Great emphasis is to be put on the fact that society views disease of organic or psychologic origin differently. Patients with psychologic diseases are often exposed to serious stigmatisations. The common chronification of mental illness emphasizes the negative societal valuation of these patients.
Popular exam questions regarding systems of reference of disease and health
1. “Normal“ is something that is defined by specific standard terms. Thereby it is important which criteria this standard is based on.
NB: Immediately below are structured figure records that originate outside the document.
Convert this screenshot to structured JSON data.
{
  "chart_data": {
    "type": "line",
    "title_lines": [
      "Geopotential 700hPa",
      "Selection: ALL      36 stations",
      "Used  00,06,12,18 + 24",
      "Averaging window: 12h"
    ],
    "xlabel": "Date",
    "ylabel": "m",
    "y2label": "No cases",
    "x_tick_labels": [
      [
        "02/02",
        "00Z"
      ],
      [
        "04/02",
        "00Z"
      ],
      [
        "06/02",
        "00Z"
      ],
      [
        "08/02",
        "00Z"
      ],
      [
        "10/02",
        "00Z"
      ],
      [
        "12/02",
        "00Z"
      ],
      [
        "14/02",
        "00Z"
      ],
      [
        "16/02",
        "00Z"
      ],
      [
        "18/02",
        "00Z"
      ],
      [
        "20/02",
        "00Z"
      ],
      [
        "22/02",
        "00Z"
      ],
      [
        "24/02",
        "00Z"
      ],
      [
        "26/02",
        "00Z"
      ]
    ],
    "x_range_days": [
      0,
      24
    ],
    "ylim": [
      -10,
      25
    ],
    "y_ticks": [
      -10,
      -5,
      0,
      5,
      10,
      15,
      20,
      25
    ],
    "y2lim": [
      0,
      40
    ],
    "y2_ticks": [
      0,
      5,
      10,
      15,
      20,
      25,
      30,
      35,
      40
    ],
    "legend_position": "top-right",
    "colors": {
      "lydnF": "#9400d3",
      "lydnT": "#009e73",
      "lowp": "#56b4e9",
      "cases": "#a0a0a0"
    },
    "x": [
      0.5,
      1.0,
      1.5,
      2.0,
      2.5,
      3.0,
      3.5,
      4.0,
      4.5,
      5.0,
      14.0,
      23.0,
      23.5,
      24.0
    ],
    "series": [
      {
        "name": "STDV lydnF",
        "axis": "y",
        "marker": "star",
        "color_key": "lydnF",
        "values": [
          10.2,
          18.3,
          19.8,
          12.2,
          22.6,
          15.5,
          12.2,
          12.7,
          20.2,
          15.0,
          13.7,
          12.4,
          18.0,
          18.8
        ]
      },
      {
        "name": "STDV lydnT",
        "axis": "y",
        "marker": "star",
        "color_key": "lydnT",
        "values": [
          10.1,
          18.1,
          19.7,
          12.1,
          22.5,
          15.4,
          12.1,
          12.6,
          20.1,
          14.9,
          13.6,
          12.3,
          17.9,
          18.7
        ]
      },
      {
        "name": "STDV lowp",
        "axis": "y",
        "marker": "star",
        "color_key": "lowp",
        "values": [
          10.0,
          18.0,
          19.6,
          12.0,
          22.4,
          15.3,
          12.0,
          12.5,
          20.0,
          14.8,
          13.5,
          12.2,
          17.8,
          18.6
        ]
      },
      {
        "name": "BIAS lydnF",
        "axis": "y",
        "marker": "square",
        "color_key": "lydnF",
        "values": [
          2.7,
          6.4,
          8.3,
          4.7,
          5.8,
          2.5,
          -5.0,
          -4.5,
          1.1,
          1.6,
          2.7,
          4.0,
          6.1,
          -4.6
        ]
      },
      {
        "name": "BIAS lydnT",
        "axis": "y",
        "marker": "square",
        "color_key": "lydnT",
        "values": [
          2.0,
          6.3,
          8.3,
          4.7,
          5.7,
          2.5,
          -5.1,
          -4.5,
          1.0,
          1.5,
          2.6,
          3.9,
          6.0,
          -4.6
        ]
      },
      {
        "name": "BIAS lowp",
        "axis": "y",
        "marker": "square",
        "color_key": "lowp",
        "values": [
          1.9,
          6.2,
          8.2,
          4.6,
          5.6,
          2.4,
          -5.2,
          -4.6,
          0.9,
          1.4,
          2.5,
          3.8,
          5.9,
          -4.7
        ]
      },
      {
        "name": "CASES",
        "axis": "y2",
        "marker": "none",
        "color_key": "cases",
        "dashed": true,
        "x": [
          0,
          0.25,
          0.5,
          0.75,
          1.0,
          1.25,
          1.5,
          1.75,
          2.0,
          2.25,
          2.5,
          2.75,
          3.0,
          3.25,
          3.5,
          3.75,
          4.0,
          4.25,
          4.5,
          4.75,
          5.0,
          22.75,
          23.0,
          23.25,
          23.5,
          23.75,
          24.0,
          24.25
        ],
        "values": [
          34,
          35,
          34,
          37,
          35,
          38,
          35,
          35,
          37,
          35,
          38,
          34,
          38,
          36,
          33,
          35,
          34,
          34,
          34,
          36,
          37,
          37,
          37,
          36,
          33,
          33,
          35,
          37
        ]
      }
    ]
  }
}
Which criterium is primarily crucial for developing the therapeutic norm of arterial blood pressure?
- The patient’s psychological wellbeing.
- WHO’s definition of health
- Risk-reduction for secondary illness.
- Statistical deviation from the population mean
- The patient’s impairment in daily life
2. Two systems are used to classify mental illness: The ICD-10 and the DSM. Which features characterize the (newest) DSM version?
- There are only diseases stated that are exclusively treated in-patient, not out-patient.
- The procedure for mental illness is precisely described including the therapeutic guidelines.
- All mental illnesses are listed in alphabetic order.
- It is a multi-axial diagnosistic system with 5 axeis.
- Indications for therapies are stated.